In dagblad Trouw las ik deze column van Pepijn Keppel. Een interessant pleidooi om iedere stedeling te verplichten om vrijwilligerswerk bij een sportvereniging te doen. Om, zo schrijft Keppel “[..]weer écht contact te krijgen met de ander. Het sportveld als scharnierpunt van gemeenschapszin.”
Al meer dan 12 jaar ben ik vrijwilliger bij een voetbalvereniging in Amsterdam-Noord. Eerst alleen als trainer-coach, maar al vrij snel ook als bestuurslid en nu alweer een jaar of acht ook als voorzitter. Ik zie hoe belangrijk een sportvereniging voor de samenleving is. Niet alleen om te leren en te blijven bewegen, maar ook om anderen te ontmoeten.
De sportvereniging als grootste sociale netwerk van Nederland. Je zou toch denken dat iedereen dat omarmt. Maar die verenigingen, zeker in stedelijk gebied, staan onder druk. Niet voor niets stond er onderaan het inschrijfformulier van de nieuwe club van Pepijn Keppel: “Wat ga jij doen voor de club?” De eerste gedachte van Keppel was: helemaal niets.

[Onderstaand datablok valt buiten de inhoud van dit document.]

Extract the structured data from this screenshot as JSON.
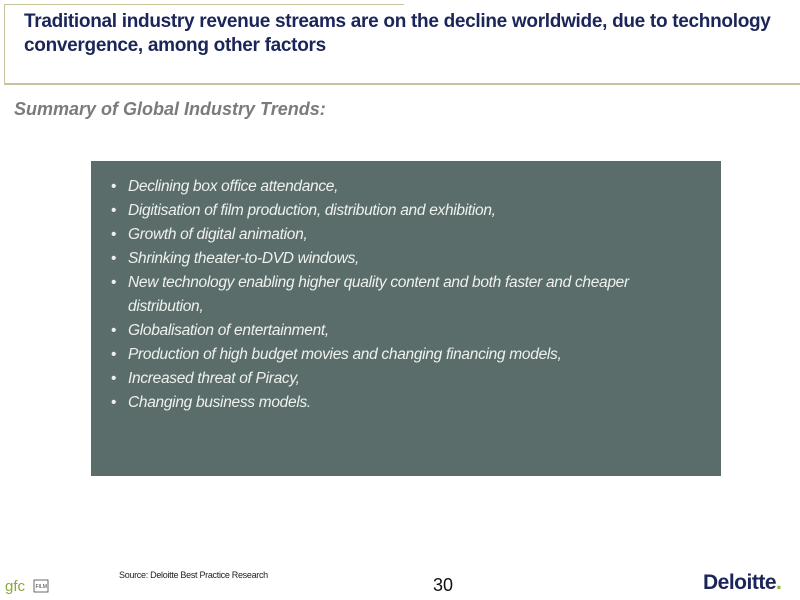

Een bekend fenomeen voor verenigingen. Het lidmaatschap is transactioneel geworden. “Ik betaal toch contributie, dan verwacht ik ook dat de kantine open is, de lijnen gekalkt zijn en dat er een gediplomeerde trainer voor de groep staat.”

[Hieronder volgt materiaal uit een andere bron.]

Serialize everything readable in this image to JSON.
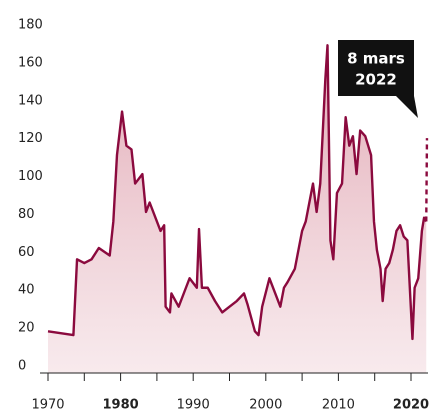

En dat terwijl de druk op de verenigingen de laatste jaren alleen maar groter is geworden. We moeten vergroenen (alle plastic bekers en bakjes eruit), we moeten (terecht) zorgen voor een veilig sportklimaat (iedere vrijwilliger een VOG) en we moeten concurreren met zoveel andere verleidingen (van de playstation tot de sportschool en van TikTok tot commerciële sportaanbieders).
Als voetbalvereniging hoop je dan gesteund te worden door je bond. Je weet wel, die grote machtige KNVB in de bossen van Zeist. Maar tot mijn grote verbijstering is het tegendeel vaak het geval. In plaats van constructief mee te denken en verenigingen actief te ondersteunen en te ontlasten, stuit ik veel te vaak op een muur van onwelwillendheid. De bond verschuilt zich liever achter procedures en reglementen dan samen met de vrijwilligers van verenigingen te zoeken naar passende oplossingen voor de uitdagingen waarvoor zij zich gesteld zien.

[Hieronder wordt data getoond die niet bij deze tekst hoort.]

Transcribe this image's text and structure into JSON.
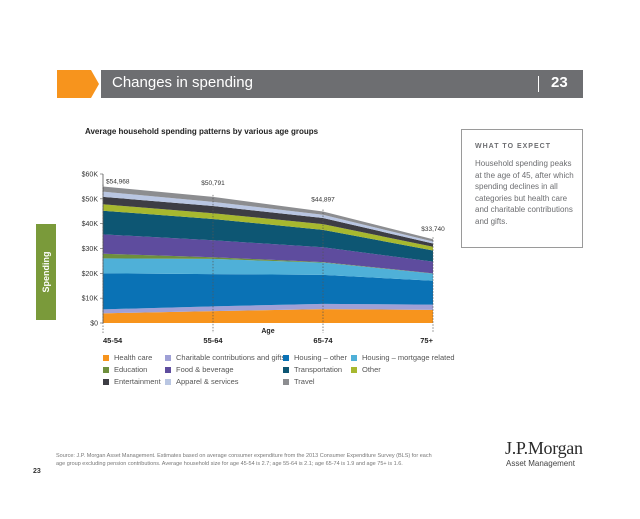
{
  "header": {
    "title": "Changes in spending",
    "page_number": "23",
    "accent_color": "#f7941d",
    "bar_color": "#6d6e71"
  },
  "side_tab": {
    "label": "Spending",
    "color": "#7a9a3a"
  },
  "callout": {
    "heading": "WHAT TO EXPECT",
    "body": "Household spending peaks at the age of 45, after which spending declines in all categories but health care and charitable contributions and gifts."
  },
  "source": "Source: J.P. Morgan Asset Management. Estimates based on average consumer expenditure from the 2013 Consumer Expenditure Survey (BLS) for each age group excluding pension contributions. Average household size for age 45-54 is 2.7; age 55-64 is 2.1; age 65-74 is 1.9 and age 75+ is 1.6.",
  "footer_page": "23",
  "logo": {
    "name": "J.P.Morgan",
    "sub": "Asset Management"
  },
  "chart_data": {
    "type": "area",
    "stacked": true,
    "title": "Average household spending patterns by various age groups",
    "xlabel": "Age",
    "ylabel": "",
    "categories": [
      "45-54",
      "55-64",
      "65-74",
      "75+"
    ],
    "y_ticks": [
      "$0",
      "$10K",
      "$20K",
      "$30K",
      "$40K",
      "$50K",
      "$60K"
    ],
    "ylim": [
      0,
      60000
    ],
    "totals": [
      54968,
      50791,
      44897,
      33740
    ],
    "total_labels": [
      "$54,968",
      "$50,791",
      "$44,897",
      "$33,740"
    ],
    "series": [
      {
        "name": "Health care",
        "color": "#f7941d",
        "values": [
          3900,
          4800,
          5600,
          5300
        ]
      },
      {
        "name": "Charitable contributions and gifts",
        "color": "#9fa0d6",
        "values": [
          1600,
          1900,
          2100,
          2100
        ]
      },
      {
        "name": "Housing – other",
        "color": "#0a72b5",
        "values": [
          14500,
          13000,
          11700,
          9600
        ]
      },
      {
        "name": "Housing – mortgage related",
        "color": "#4fb0d8",
        "values": [
          6000,
          6100,
          4900,
          2900
        ]
      },
      {
        "name": "Education",
        "color": "#6e8f3d",
        "values": [
          1900,
          700,
          200,
          100
        ]
      },
      {
        "name": "Food & beverage",
        "color": "#5e4c9e",
        "values": [
          7800,
          6800,
          6000,
          4700
        ]
      },
      {
        "name": "Transportation",
        "color": "#0d5673",
        "values": [
          9500,
          8600,
          7000,
          4500
        ]
      },
      {
        "name": "Other",
        "color": "#a7b82f",
        "values": [
          2600,
          2300,
          2300,
          1500
        ]
      },
      {
        "name": "Entertainment",
        "color": "#3d3d44",
        "values": [
          3000,
          2900,
          2500,
          1300
        ]
      },
      {
        "name": "Apparel & services",
        "color": "#b9c6e2",
        "values": [
          2100,
          1700,
          1300,
          800
        ]
      },
      {
        "name": "Travel",
        "color": "#8c8d90",
        "values": [
          2068,
          1991,
          1297,
          940
        ]
      }
    ],
    "legend_placement": "bottom"
  }
}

Tegen de politici in Amsterdam zeg ik vaak: jaag je ambtenaren het gemeentehuis uit en laat ze vieze handen maken in de kantines en op de velden van je verenigingen. Misschien geldt dat nog wel meer voor de KNVB: stuur je goed betaalde medewerkers wat vaker het land in en laat hen ook echt ervaren waar de vrijwilligers op de clubs avond aan avond mee bezig zijn.
Wordt vervolgd.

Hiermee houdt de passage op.